4.
L’être le plus triste que
j’aie jamais rencontré
L’hiver, à Paris, il y a des endroits où il fait plus froid que d’autres. On a beau boire des alcools forts, c’est comme si un blizzard soufflait jusqu’au fond des bars. L’ère glaciaire est en avance. Même la foule donne des frissons.
J’ai fait les choses comme il fallait : né dans un bon milieu, je suis allé à l’école au lycée Montaigne puis au lycée Louis-le-Grand, j’ai fait des études supérieures dans des instituts où j’ai croisé des gens intelligents, je les ai invités à danser et certains sont même allés jusqu’à me donner du travail, j’ai épousé la plus jolie fille que je connaissais.
Pourquoi fait-il si froid ici ? À quel moment me suis-je fourvoyé ? Moi, je ne demandais pas mieux que de vous faire plaisir ; être comme il faut ne me dérangeait pas tant que ça. Pourquoi je n’y ai pas droit, moi aussi ? Pourquoi, au lieu du bonheur simple que l’on m’avait fait miroiter, n’ai-je trouvé qu’un compliqué délabrement ?
Je suis un homme mort. Je me réveille chaque matin avec une insoutenable envie de dormir. Je m’habille de noir car je suis en deuil de moi-même. Je porte le deuil de l’homme que j’aurais pu être. Je déambule d’un pas fixe, rue des Beaux-Arts – la rue où Oscar Wilde est mort, comme moi. Je vais au restaurant pour ne rien manger. Les maîtres d’hôtel sont vexés que je ne touche pas à leurs assiettes. Mais vous en connaissez beaucoup, vous, des morts qui finissent le plat de résistance en se pourléchant les babines ? Tout ce que je bois, c’est donc à jeun. Avantage : l’ivresse rapide. Inconvénient ; l’ulcère à l’estomac.

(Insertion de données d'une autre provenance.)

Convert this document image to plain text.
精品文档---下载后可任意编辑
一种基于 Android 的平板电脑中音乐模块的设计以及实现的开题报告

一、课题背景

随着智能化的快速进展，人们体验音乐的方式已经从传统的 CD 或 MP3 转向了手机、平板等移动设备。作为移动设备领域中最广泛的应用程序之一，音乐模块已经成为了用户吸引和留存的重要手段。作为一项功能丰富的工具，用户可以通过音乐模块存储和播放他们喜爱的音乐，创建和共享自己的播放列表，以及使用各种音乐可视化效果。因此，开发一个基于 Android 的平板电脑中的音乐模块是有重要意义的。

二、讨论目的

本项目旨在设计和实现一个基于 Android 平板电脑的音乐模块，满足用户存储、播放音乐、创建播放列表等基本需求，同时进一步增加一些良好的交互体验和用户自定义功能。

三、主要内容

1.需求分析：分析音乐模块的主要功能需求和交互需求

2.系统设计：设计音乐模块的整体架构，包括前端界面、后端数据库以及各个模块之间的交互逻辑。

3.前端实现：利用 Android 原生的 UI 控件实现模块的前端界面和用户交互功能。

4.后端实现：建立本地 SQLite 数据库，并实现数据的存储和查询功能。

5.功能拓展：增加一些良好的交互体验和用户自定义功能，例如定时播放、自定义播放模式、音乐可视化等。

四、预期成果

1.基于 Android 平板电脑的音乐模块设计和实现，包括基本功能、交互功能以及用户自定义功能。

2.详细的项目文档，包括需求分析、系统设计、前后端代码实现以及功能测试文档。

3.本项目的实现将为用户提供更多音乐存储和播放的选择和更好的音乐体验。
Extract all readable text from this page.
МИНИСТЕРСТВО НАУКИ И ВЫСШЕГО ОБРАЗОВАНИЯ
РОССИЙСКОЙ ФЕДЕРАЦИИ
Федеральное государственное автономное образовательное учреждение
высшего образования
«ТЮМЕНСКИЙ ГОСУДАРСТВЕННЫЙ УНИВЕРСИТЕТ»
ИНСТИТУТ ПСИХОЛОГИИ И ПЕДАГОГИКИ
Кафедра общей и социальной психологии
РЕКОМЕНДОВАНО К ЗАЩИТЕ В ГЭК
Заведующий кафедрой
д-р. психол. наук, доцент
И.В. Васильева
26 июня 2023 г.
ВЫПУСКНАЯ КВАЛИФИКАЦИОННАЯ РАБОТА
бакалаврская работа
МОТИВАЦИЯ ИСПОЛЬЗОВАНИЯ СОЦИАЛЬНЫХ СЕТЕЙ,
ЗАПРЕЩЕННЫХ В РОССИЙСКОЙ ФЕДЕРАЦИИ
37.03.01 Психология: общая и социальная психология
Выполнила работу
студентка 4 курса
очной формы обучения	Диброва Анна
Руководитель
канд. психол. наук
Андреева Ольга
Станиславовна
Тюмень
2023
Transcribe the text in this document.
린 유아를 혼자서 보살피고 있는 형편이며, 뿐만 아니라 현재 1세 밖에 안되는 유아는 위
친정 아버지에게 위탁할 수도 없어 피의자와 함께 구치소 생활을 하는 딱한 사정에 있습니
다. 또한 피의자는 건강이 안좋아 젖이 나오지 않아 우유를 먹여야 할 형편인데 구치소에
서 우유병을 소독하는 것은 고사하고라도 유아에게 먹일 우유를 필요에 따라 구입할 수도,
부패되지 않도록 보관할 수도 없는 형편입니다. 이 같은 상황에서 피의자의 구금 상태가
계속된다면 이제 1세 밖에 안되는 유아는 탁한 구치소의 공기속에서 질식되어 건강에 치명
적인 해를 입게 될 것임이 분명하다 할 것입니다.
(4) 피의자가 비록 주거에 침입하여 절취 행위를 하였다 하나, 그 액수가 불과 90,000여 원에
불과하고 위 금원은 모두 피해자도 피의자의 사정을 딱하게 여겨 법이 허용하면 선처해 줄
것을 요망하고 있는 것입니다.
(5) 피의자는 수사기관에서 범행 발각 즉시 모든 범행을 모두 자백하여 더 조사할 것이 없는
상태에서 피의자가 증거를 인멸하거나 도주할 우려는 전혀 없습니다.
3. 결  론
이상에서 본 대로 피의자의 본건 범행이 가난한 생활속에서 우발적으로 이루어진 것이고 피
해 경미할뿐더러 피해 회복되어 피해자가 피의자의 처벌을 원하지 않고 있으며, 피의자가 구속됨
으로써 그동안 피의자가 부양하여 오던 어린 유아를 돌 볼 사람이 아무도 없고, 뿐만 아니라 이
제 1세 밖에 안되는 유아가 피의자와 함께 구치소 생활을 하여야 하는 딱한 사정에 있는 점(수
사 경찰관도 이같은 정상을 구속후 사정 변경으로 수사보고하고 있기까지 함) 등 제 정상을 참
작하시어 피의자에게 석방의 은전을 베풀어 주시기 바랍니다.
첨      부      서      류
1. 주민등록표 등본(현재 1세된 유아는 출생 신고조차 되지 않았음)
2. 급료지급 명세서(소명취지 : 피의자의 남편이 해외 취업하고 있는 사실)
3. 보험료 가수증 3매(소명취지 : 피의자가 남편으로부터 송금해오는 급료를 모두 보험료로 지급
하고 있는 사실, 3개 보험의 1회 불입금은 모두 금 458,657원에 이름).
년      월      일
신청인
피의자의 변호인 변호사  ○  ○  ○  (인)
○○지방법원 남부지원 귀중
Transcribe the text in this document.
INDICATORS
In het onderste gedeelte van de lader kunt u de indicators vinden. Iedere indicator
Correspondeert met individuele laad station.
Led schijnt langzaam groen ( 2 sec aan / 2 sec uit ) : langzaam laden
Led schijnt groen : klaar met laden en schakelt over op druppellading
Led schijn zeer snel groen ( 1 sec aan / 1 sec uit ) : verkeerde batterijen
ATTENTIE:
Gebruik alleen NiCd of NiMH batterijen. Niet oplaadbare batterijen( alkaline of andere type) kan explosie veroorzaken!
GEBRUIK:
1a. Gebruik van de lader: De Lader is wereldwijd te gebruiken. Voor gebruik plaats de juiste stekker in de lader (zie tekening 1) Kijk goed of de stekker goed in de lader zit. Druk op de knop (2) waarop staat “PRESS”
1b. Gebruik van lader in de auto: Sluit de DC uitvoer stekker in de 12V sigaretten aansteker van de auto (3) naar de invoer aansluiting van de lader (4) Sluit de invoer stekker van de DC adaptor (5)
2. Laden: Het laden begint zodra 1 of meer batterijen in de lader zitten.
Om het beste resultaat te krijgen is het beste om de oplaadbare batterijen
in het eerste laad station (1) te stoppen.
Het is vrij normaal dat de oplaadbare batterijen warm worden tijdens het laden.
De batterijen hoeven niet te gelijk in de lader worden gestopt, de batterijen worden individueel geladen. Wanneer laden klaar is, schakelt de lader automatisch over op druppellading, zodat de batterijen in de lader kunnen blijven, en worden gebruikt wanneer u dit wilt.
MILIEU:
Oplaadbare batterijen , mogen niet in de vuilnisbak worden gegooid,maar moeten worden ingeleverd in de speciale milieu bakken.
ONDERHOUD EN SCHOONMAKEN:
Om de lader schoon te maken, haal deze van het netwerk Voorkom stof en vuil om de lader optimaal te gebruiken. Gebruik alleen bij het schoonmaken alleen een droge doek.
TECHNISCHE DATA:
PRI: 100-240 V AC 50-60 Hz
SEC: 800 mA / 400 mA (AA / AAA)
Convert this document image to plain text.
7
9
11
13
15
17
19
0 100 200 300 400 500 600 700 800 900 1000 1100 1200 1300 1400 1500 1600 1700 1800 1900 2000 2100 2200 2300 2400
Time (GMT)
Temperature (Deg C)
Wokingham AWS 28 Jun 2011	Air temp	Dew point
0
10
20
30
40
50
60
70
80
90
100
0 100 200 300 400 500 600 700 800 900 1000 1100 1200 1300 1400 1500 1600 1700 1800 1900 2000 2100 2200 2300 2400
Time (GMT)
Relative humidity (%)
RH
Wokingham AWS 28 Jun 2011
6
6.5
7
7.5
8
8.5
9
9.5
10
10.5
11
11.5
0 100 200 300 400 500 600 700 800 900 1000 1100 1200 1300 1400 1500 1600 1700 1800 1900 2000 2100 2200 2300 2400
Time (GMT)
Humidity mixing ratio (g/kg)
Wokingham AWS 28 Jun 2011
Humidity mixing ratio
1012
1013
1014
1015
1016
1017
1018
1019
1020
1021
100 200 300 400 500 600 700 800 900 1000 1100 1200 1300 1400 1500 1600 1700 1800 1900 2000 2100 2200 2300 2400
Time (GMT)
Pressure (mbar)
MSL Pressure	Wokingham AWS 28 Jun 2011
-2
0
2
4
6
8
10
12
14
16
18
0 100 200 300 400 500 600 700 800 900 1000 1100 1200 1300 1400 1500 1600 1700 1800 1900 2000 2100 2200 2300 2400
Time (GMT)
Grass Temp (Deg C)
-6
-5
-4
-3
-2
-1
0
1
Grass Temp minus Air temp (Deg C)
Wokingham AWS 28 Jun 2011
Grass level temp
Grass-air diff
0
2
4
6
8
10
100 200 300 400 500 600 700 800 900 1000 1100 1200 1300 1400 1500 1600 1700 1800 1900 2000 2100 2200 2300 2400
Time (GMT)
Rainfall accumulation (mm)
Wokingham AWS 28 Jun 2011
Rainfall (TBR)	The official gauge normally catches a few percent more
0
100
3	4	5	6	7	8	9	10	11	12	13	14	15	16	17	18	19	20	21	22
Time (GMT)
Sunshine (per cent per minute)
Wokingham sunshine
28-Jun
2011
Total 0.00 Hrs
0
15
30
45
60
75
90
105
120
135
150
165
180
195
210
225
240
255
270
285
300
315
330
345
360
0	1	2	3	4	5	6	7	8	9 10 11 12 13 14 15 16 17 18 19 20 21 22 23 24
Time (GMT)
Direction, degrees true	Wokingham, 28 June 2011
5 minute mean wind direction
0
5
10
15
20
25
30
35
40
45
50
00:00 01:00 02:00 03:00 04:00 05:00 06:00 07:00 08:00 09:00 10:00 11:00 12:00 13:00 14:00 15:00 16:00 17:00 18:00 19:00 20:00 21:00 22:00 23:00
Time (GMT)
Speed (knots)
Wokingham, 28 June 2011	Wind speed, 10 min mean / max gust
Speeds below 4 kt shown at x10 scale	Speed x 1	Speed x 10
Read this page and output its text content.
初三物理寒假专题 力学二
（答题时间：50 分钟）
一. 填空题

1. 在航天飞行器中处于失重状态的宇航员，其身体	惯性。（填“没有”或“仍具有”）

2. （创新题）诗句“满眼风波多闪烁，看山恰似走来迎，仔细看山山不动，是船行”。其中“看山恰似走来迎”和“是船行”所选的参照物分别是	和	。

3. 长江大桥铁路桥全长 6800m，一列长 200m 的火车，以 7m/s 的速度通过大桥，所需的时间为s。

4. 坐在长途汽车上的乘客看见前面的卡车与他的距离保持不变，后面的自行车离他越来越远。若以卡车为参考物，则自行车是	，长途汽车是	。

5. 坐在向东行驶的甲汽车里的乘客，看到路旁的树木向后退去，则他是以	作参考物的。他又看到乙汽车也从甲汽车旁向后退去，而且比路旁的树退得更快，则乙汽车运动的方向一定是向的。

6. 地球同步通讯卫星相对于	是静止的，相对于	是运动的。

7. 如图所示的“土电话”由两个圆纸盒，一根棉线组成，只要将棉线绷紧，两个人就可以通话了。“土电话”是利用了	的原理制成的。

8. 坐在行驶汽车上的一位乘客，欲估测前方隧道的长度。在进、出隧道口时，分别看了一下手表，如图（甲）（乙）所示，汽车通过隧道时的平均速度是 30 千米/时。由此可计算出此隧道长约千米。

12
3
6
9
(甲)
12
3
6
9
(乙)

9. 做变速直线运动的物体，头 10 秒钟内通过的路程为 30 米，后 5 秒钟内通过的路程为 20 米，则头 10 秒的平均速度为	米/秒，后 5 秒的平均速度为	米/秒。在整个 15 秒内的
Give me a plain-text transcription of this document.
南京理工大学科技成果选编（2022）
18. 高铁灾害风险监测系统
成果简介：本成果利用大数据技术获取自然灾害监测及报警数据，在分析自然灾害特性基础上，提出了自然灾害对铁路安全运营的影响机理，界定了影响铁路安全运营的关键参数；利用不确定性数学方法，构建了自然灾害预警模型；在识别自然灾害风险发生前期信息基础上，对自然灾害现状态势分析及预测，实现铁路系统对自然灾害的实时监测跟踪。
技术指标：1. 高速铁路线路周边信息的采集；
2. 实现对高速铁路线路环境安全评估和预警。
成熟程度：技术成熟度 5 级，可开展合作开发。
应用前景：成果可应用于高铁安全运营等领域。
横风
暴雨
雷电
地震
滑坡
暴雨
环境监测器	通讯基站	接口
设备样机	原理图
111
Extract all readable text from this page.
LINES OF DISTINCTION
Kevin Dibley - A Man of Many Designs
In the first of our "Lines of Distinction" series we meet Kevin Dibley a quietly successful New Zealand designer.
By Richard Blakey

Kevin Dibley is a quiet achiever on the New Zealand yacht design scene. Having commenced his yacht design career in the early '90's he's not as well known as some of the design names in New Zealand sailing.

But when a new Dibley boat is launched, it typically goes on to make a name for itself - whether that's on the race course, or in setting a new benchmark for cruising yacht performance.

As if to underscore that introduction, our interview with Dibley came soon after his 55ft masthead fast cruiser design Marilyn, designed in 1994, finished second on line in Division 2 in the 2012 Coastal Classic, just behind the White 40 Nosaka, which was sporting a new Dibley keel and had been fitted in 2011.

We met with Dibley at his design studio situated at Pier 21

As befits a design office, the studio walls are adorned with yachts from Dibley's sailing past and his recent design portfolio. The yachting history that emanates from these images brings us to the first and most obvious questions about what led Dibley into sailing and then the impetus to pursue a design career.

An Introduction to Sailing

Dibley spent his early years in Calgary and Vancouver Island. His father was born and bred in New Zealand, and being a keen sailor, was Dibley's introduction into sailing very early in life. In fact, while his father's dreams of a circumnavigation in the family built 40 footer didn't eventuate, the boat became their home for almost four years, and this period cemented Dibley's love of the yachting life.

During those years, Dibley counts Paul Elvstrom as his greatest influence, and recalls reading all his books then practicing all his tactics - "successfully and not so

Je ne souris plus. C’est au-dessus de mes forces. Je suis mort et enterré. Je ne ferai pas d’enfants. Les morts ne se reproduisent pas. Je suis un mort qui serre des mains à des gens dans des cafés. Je suis un mort plutôt convivial, et très frileux. Je crois que je suis la personne la plus triste que j’aie jamais rencontrée.
L’hiver, à Paris, quand le thermomètre descend en dessous de zéro, l’être humain a besoin d’arrière-salles éclairées la nuit. Là, caché au beau milieu du troupeau, il peut enfin se mettre à trembler.